Divestment also serves as a means to undo diversification strategies. Divestment can be especially appealing to executives in charge of firms that have engaged in unrelated diversification. Investors often struggle to understand the complexity of diversified firms, and this can result in relatively poor performance by the stocks of such firms. This is known as a diversification discount. Executives sometimes attempt to unlock hidden shareholder value by breaking up diversified companies.
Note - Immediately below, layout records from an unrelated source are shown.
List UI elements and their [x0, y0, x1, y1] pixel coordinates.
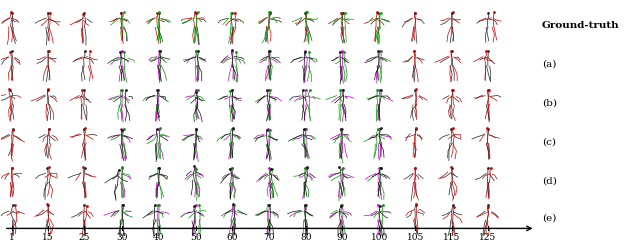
Text: (b): (b) — [542, 98, 557, 107]
Text: (c): (c) — [542, 137, 556, 146]
Text: 50: 50 — [190, 233, 202, 242]
Text: (e): (e) — [542, 214, 556, 223]
Text: 90: 90 — [337, 233, 348, 242]
Text: 70: 70 — [263, 233, 275, 242]
Text: 25: 25 — [79, 233, 90, 242]
Text: 40: 40 — [153, 233, 164, 242]
Text: 105: 105 — [406, 233, 424, 242]
Text: (a): (a) — [542, 60, 556, 69]
Text: (d): (d) — [542, 176, 557, 185]
Text: 115: 115 — [444, 233, 461, 242]
Text: 125: 125 — [479, 233, 497, 242]
Text: 80: 80 — [300, 233, 312, 242]
Text: 15: 15 — [42, 233, 54, 242]
Text: 1: 1 — [9, 233, 15, 242]
Text: 30: 30 — [116, 233, 128, 242]
Text: 60: 60 — [227, 233, 238, 242]
Text: 100: 100 — [371, 233, 388, 242]
Text: Ground-truth: Ground-truth — [542, 21, 620, 30]
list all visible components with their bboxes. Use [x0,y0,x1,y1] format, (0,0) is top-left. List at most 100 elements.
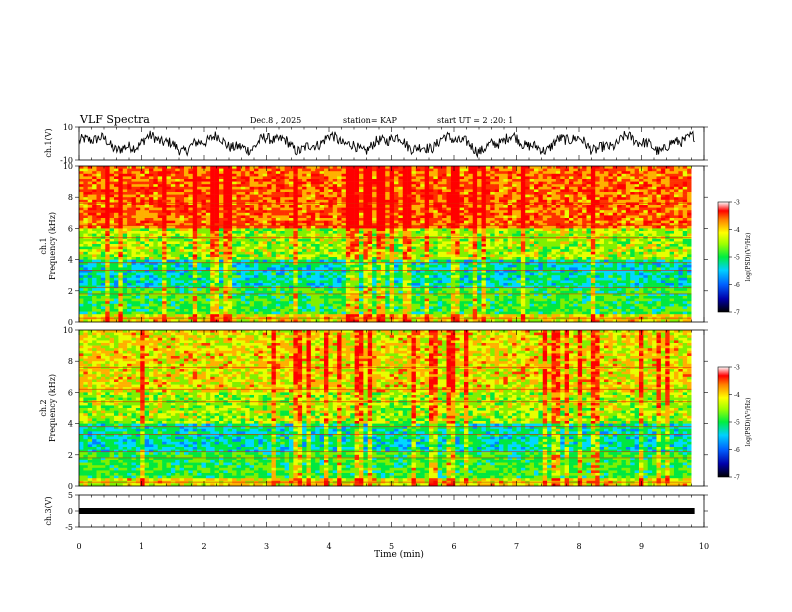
ch1-spectrogram-cell [83,207,89,211]
ch1-spectrogram-cell [380,212,386,216]
ch1-spectrogram-cell [83,309,89,312]
ch1-spectrogram-cell [153,238,159,242]
ch1-spectrogram-cell [166,168,172,172]
ch1-spectrogram-cell [227,254,233,258]
ch1-spectrogram-cell [223,298,229,302]
ch1-spectrogram-cell [284,262,290,266]
ch1-spectrogram-cell [345,192,351,195]
ch1-spectrogram-cell [380,220,386,224]
ch1-spectrogram-cell [214,207,220,211]
ch1-spectrogram-cell [96,171,102,175]
ch1-spectrogram-cell [205,314,211,318]
ch1-spectrogram-cell [127,275,132,279]
ch1-spectrogram-cell [162,192,167,195]
ch1-spectrogram-cell [135,194,141,198]
ch1-spectrogram-cell [420,215,425,219]
ch1-spectrogram-cell [227,241,233,245]
ch1-spectrogram-cell [114,202,119,206]
ch1-spectrogram-cell [188,293,194,297]
ch1-spectrogram-cell [210,306,215,310]
ch1-spectrogram-cell [166,288,172,292]
ch1-spectrogram-cell [100,288,106,292]
ch1-spectrogram-cell [105,176,110,180]
ch1-spectrogram-cell [118,173,124,177]
ch1-spectrogram-cell [214,210,220,214]
ch1-spectrogram-cell [332,285,338,289]
ch1-spectrogram-cell [240,290,246,294]
ch1-spectrogram-cell [201,277,207,281]
ch1-spectrogram-cell [429,259,434,263]
ch1-spectrogram-cell [179,223,185,227]
ch1-spectrogram-cell [144,303,150,307]
ch1-spectrogram-cell [197,202,202,206]
ch1-spectrogram-cell [424,220,430,224]
ch1-spectrogram-cell [372,171,377,175]
ch1-spectrogram-cell [394,220,399,224]
ch1-spectrogram-cell [341,257,347,260]
ch1-spectrogram-cell [114,283,119,286]
ch1-spectrogram-cell [302,277,307,281]
ch1-spectrogram-cell [385,212,390,216]
ch1-spectrogram-cell [315,231,320,234]
ch1-spectrogram-cell [376,228,382,232]
ch1-spectrogram-cell [289,309,294,312]
ch1-spectrogram-cell [131,293,137,297]
ch1-spectrogram-cell [319,314,325,318]
ch1-spectrogram-cell [367,199,373,203]
ch1-spectrogram-cell [389,290,395,294]
ch1-spectrogram-cell [275,171,281,175]
ch1-spectrogram-cell [302,249,307,253]
ch1-spectrogram-cell [210,293,215,297]
ch1-spectrogram-cell [258,223,264,227]
ch1-spectrogram-cell [420,223,425,227]
ch1-spectrogram-cell [372,207,377,211]
ch1-spectrogram-cell [319,212,325,216]
ch1-spectrogram-cell [271,257,277,260]
ch1-spectrogram-cell [328,319,334,323]
ch1-spectrogram-cell [214,181,220,185]
ch1-spectrogram-cell [302,293,307,297]
ch1-spectrogram-cell [380,197,386,201]
ch1-spectrogram-cell [87,309,93,312]
ch1-spectrogram-cell [83,303,89,307]
ch1-spectrogram-cell [170,249,176,253]
ch1-spectrogram-cell [310,207,316,211]
ch1-spectrogram-cell [402,220,408,224]
ch1-spectrogram-cell [140,199,145,203]
ch1-spectrogram-cell [245,267,250,271]
ch1-spectrogram-cell [372,168,377,172]
ch1-spectrogram-cell [328,285,334,289]
ch1-spectrogram-cell [223,207,229,211]
ch1-spectrogram-cell [188,205,194,208]
ch1-spectrogram-cell [328,228,334,232]
ch1-spectrogram-cell [223,283,229,286]
ch1-spectrogram-cell [319,264,325,268]
ch1-spectrogram-cell [372,298,377,302]
ch1-spectrogram-cell [96,288,102,292]
ch1-spectrogram-cell [144,293,150,297]
ch1-spectrogram-cell [350,197,355,201]
ch1-spectrogram-cell [310,189,316,193]
ch1-spectrogram-cell [411,233,417,237]
ch1-spectrogram-cell [157,231,163,234]
ch1-spectrogram-cell [201,184,207,188]
ch1-spectrogram-cell [96,223,102,227]
ch1-spectrogram-cell [166,197,172,201]
ch1-spectrogram-cell [254,249,259,253]
ch1-spectrogram-cell [197,275,202,279]
ch1-spectrogram-cell [205,184,211,188]
ch1-spectrogram-cell [341,293,347,297]
ch1-spectrogram-cell [319,272,325,276]
ch1-spectrogram-cell [87,220,93,224]
ch1-spectrogram-cell [350,166,355,169]
ch1-spectrogram-cell [433,179,439,182]
ch1-spectrogram-cell [267,290,272,294]
ch1-spectrogram-cell [219,249,224,253]
ch1-spectrogram-cell [127,197,132,201]
ch1-spectrogram-cell [201,210,207,214]
ch1-spectrogram-cell [319,238,325,242]
ch1-spectrogram-cell [367,202,373,206]
ch1-spectrogram-cell [184,257,189,260]
ch1-spectrogram-cell [254,288,259,292]
ch1-spectrogram-cell [319,202,325,206]
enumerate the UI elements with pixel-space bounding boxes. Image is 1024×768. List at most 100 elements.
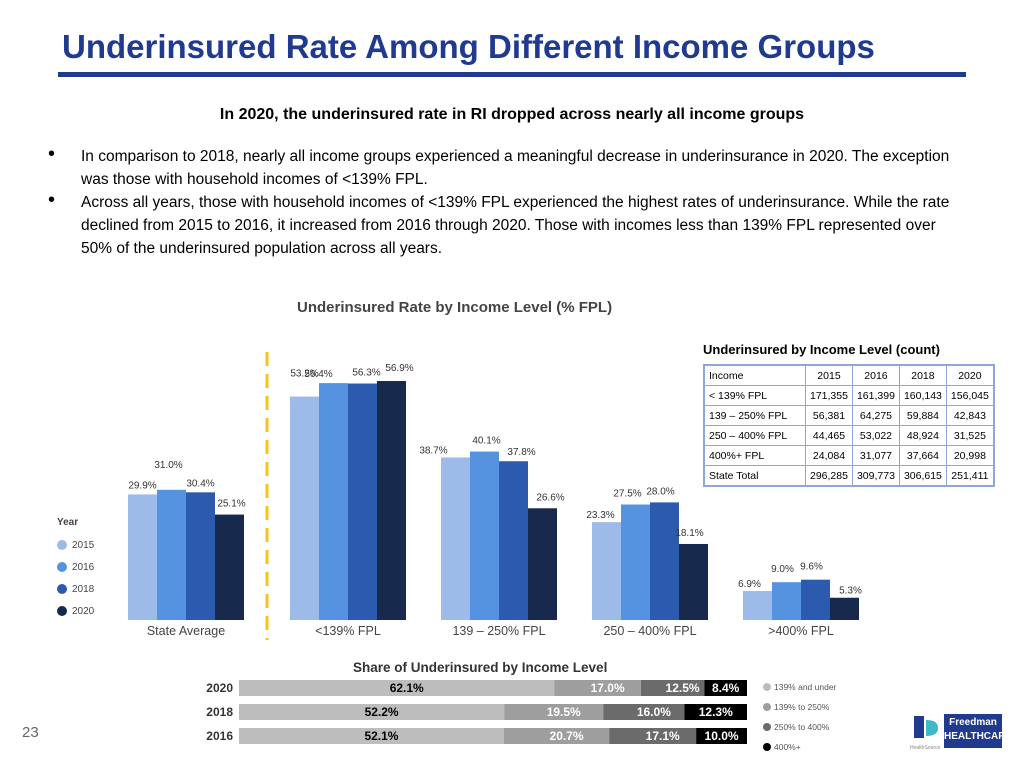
segment-label: 12.5% [666,681,700,695]
x-tick-label: <139% FPL [315,624,381,638]
data-label: 38.7% [419,445,447,456]
legend-item: 139% and under [763,677,836,697]
legend-label: 250% to 400% [774,722,830,732]
legend-swatch [57,540,67,550]
x-tick-label: 139 – 250% FPL [452,624,545,638]
legend-swatch [57,606,67,616]
page-title: Underinsured Rate Among Different Income… [62,28,875,65]
table-header-cell: Income [703,364,806,386]
table-cell: 20,998 [945,445,995,466]
bullet-list: • In comparison to 2018, nearly all incom… [48,143,968,260]
bullet-text: Across all years, those with household i… [81,194,950,257]
bar [319,383,348,620]
stacked-segment [603,704,685,720]
stacked-segment [684,704,747,720]
legend-label: 400%+ [774,742,801,752]
legend-swatch [763,723,771,731]
bar [528,508,557,620]
table-cell: 64,275 [851,405,900,426]
table-header-cell: 2018 [898,364,947,386]
table-cell: 309,773 [851,465,900,487]
table-cell: 42,843 [945,405,995,426]
legend-swatch [763,683,771,691]
bar [743,591,772,620]
slide-number: 23 [22,724,39,741]
segment-label: 19.5% [547,705,581,719]
freedman-logo: Freedman HEALTHCARE HealthSource [910,710,1012,752]
data-label: 6.9% [738,579,761,590]
bar [830,597,859,620]
x-tick-label: State Average [147,624,225,638]
data-label: 40.1% [472,436,500,447]
table-cell: 250 – 400% FPL [703,425,806,446]
data-label: 9.6% [800,562,823,573]
data-label: 26.6% [536,492,564,503]
table-row: 139 – 250% FPL 56,381 64,275 59,884 42,8… [703,405,995,426]
legend-item: 250% to 400% [763,717,836,737]
legend-swatch [57,584,67,594]
row-label: 2020 [206,681,233,695]
bullet-dot-icon: • [48,143,56,165]
bullet-item: • Across all years, those with household … [48,189,968,260]
table-cell: 37,664 [898,445,947,466]
legend-title: Year [57,517,79,528]
stacked-segment [609,728,697,744]
bar-chart-title: Underinsured Rate by Income Level (% FPL… [297,299,613,316]
table-cell: 139 – 250% FPL [703,405,806,426]
bar [650,502,679,620]
stacked-segment [239,728,504,744]
table-cell: State Total [703,465,806,487]
table-header-row: Income 2015 2016 2018 2020 [703,364,995,386]
legend-item: 2016 [57,556,94,578]
stacked-segment [640,680,705,696]
segment-label: 17.1% [646,729,680,743]
table-cell: 44,465 [805,425,853,446]
share-legend: 139% and under 139% to 250% 250% to 400%… [763,677,836,757]
segment-label: 12.3% [699,705,733,719]
bar [377,381,406,620]
data-label: 5.3% [839,586,862,597]
legend-item: 2015 [57,534,94,556]
bar [441,457,470,620]
data-label: 53.2% [290,369,318,380]
bar [679,543,708,620]
table-cell: 156,045 [945,385,995,406]
segment-label: 16.0% [637,705,671,719]
stacked-segment [503,728,610,744]
logo-text: Freedman HEALTHCARE [944,714,1012,748]
x-tick-label: >400% FPL [768,624,834,638]
data-label: 28.0% [646,486,674,497]
row-label: 2018 [206,705,233,719]
table-header-cell: 2016 [851,364,900,386]
year-legend: Year 2015 2016 2018 2020 [57,517,94,622]
bar [157,489,186,620]
bar [290,396,319,620]
table-cell: 24,084 [805,445,853,466]
data-label: 29.9% [128,480,156,491]
legend-swatch [57,562,67,572]
legend-swatch [763,703,771,711]
table-row: State Total 296,285 309,773 306,615 251,… [703,465,995,487]
stacked-segment [504,704,604,720]
bullet-dot-icon: • [48,189,56,211]
legend-item: 139% to 250% [763,697,836,717]
segment-label: 52.1% [364,729,398,743]
table-cell: 31,525 [945,425,995,446]
legend-item: 2020 [57,600,94,622]
segment-label: 8.4% [712,681,740,695]
table-cell: 160,143 [898,385,947,406]
bar [348,383,377,620]
legend-label: 2016 [72,561,95,573]
table-cell: 53,022 [851,425,900,446]
data-label: 30.4% [186,478,214,489]
data-label: 56.4% [304,369,332,380]
table-cell: 306,615 [898,465,947,487]
bullet-text: In comparison to 2018, nearly all income… [81,148,950,188]
stacked-segment [554,680,641,696]
legend-label: 2020 [72,605,95,617]
table-cell: < 139% FPL [703,385,806,406]
page-subtitle: In 2020, the underinsured rate in RI dro… [219,106,805,123]
count-table: Income 2015 2016 2018 2020 < 139% FPL 17… [703,364,995,487]
data-label: 23.3% [586,510,614,521]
Fortune Brands provides a good example. Surprisingly, this company does not own Fortune magazine, but it has been involved in a diverse set of industries. As of 2010, the firm consisted of three businesses: spirits (including Jim Beam and Maker’s Mark), household goods (including Masterlock and Moen Faucets), and golf equipment (including Titleist clubs and balls as well as FootJoy shoes). In December 2010, Fortune Brand’s CEO announced a plan to separate the three businesses to “maximize long-term value for our shareholders and to create exciting opportunities within our businesses (Sauerhaft, 2011).” Fortune Brands took the first step toward overcoming the diversification discount in May 2011 when it reached an agreement to sell its gold business to Fila. In June 2011, plans to spin off the home products business were announced.
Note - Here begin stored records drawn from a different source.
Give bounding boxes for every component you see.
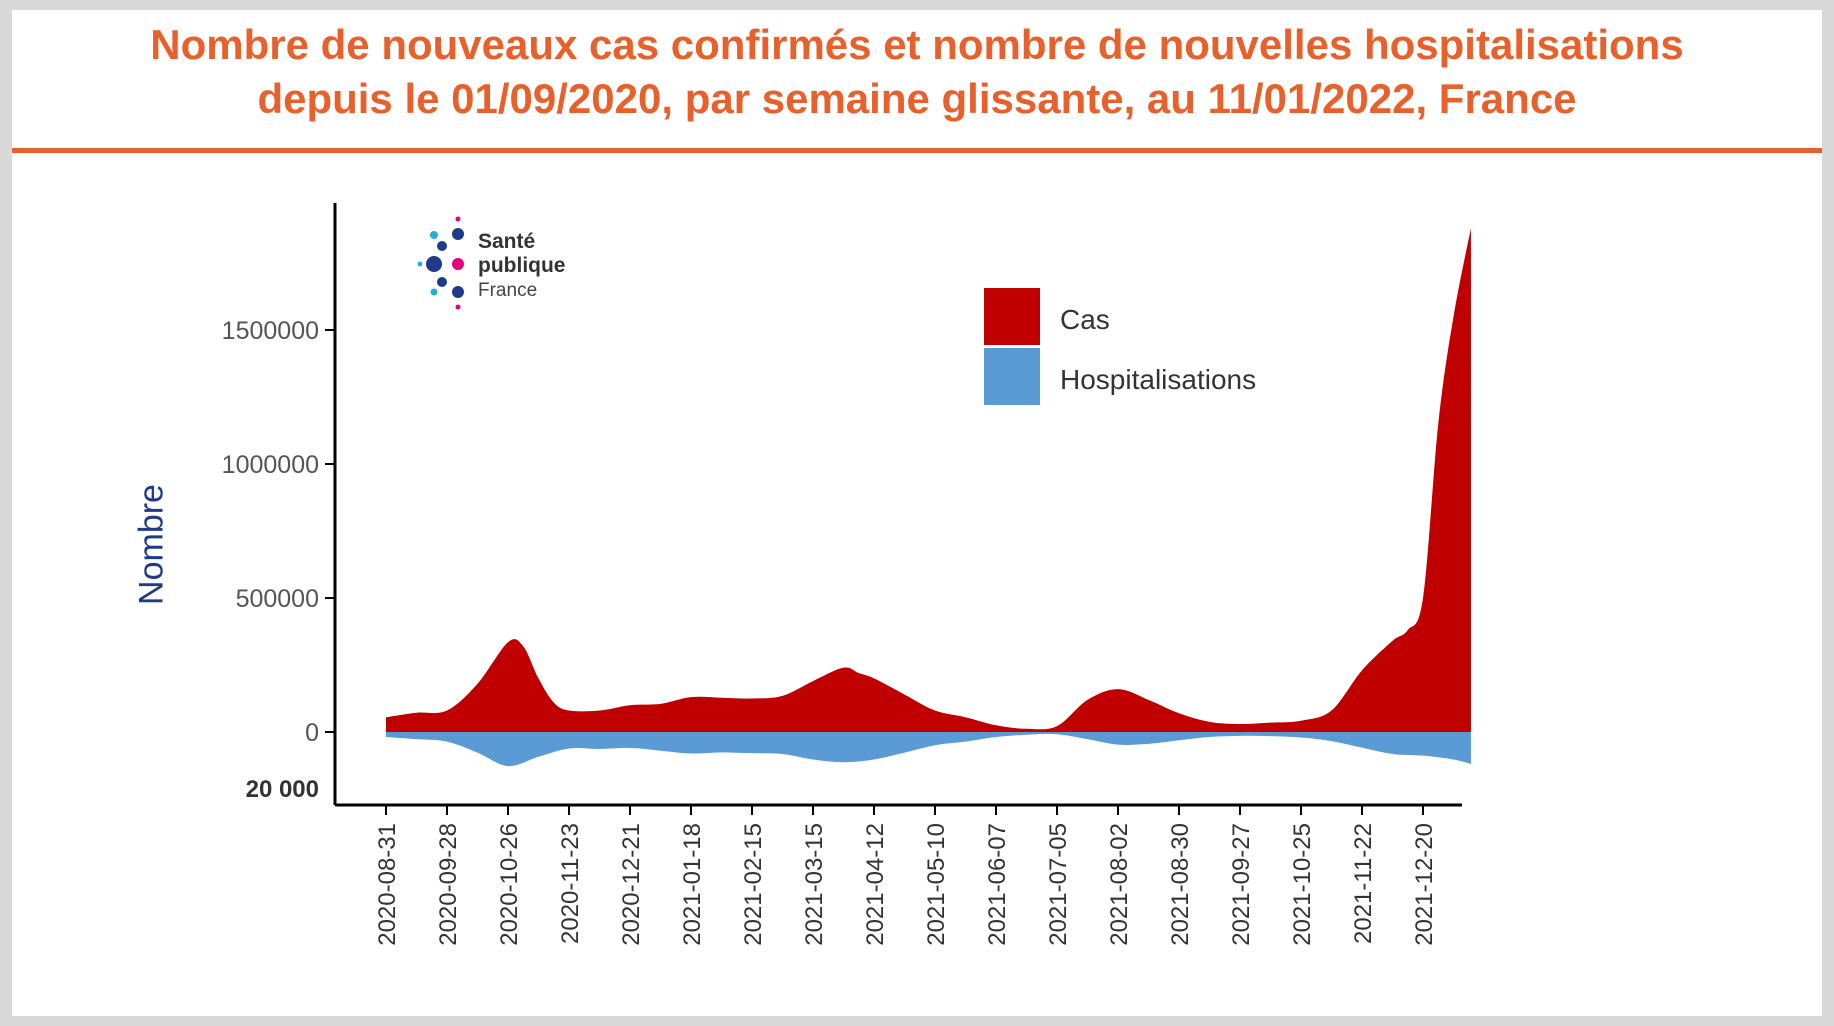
cas-area <box>386 228 1471 732</box>
y-tick-label: 500000 <box>236 585 319 613</box>
logo-dot-icon <box>437 277 447 287</box>
x-tick-label: 2021-07-05 <box>1045 823 1072 946</box>
x-tick-label: 2021-05-10 <box>923 823 950 946</box>
logo-dot-icon <box>452 258 464 270</box>
legend-swatch-hospitalisations <box>984 348 1040 405</box>
legend-swatch-cas <box>984 288 1040 345</box>
legend-label-cas: Cas <box>1060 304 1110 335</box>
logo-dot-icon <box>426 256 442 272</box>
x-tick-label: 2021-04-12 <box>862 823 889 946</box>
logo-dot-icon <box>452 286 464 298</box>
logo-dot-icon <box>455 216 461 222</box>
logo-dot-icon <box>417 261 423 267</box>
x-tick-label: 2021-09-27 <box>1228 823 1255 946</box>
x-tick-label: 2021-08-30 <box>1167 823 1194 946</box>
x-tick-label: 2020-08-31 <box>374 823 401 946</box>
chart-title-line-2: depuis le 01/09/2020, par semaine glissa… <box>257 75 1577 122</box>
slide-card: Nombre de nouveaux cas confirmés et nomb… <box>12 10 1822 1016</box>
x-tick-label: 2021-01-18 <box>679 823 706 946</box>
y-axis-label: Nombre <box>132 484 171 605</box>
legend-label-hospitalisations: Hospitalisations <box>1060 364 1256 395</box>
chart-title: Nombre de nouveaux cas confirmés et nomb… <box>12 18 1822 126</box>
x-tick-label: 2021-08-02 <box>1106 823 1133 946</box>
logo-dot-icon <box>430 231 438 239</box>
x-tick-label: 2021-03-15 <box>801 823 828 946</box>
logo-dot-icon <box>452 228 464 240</box>
y-tick-label: 1000000 <box>222 451 319 479</box>
logo-text-publique: publique <box>478 254 566 277</box>
x-tick-label: 2020-09-28 <box>435 823 462 946</box>
hospitalisations-scale-label: 20 000 <box>246 776 319 803</box>
logo-dot-icon <box>437 241 447 251</box>
y-tick-labels: 1500000 1000000 500000 0 20 000 <box>222 317 335 803</box>
hospitalisations-area <box>386 732 1471 767</box>
chart-axes <box>333 203 1462 807</box>
logo-dot-icon <box>455 304 461 310</box>
logo-text-sante: Santé <box>478 230 535 253</box>
y-tick-label: 1500000 <box>222 317 319 345</box>
logo-text-france: France <box>478 280 537 301</box>
x-tick-label: 2021-11-22 <box>1350 823 1377 944</box>
x-tick-label: 2020-10-26 <box>496 823 523 946</box>
x-tick-labels: 2020-08-31 2020-09-28 2020-10-26 2020-11-23… <box>374 805 1438 946</box>
x-tick-label: 2021-12-20 <box>1411 823 1438 946</box>
y-tick-label: 0 <box>305 719 319 747</box>
sante-publique-france-logo: Santé publique France <box>417 216 566 310</box>
x-tick-label: 2021-02-15 <box>740 823 767 946</box>
x-tick-label: 2021-10-25 <box>1289 823 1316 946</box>
chart-legend: Cas Hospitalisations <box>984 288 1256 405</box>
x-tick-label: 2020-11-23 <box>557 823 584 944</box>
title-underline <box>12 148 1822 153</box>
chart-title-line-1: Nombre de nouveaux cas confirmés et nomb… <box>150 21 1684 68</box>
chart-areas <box>386 228 1471 767</box>
x-tick-label: 2020-12-21 <box>618 823 645 946</box>
logo-dot-icon <box>430 288 438 296</box>
x-tick-label: 2021-06-07 <box>984 823 1011 946</box>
Executives are sometimes forced to admit that the operations that they want to abandon have no value. If selling off part of a business is not possible, the best option may be liquidation. This involves simply shutting down portions of a firm’s operations, often at a tremendous financial loss. GM has done this by scrapping its Geo, Saturn, Oldsmobile, and Pontiac brands. Ford recently followed this approach by shutting down its Mercury brand. Such moves are painful because massive investments are written off, but becoming “leaner and meaner” may save a company from total ruin.
Key Takeaway
- Executives sometimes need to reduce the size of their firms to maximize the chances of success. This can involve fairly modest steps such as retrenchment or more profound restructuring strategies.
Exercises
- Should Disney consider using retrenchment or restructuring? Why or why not?
- Given how much information is readily available about companies, why do you think investors still struggle to analyze diversified companies?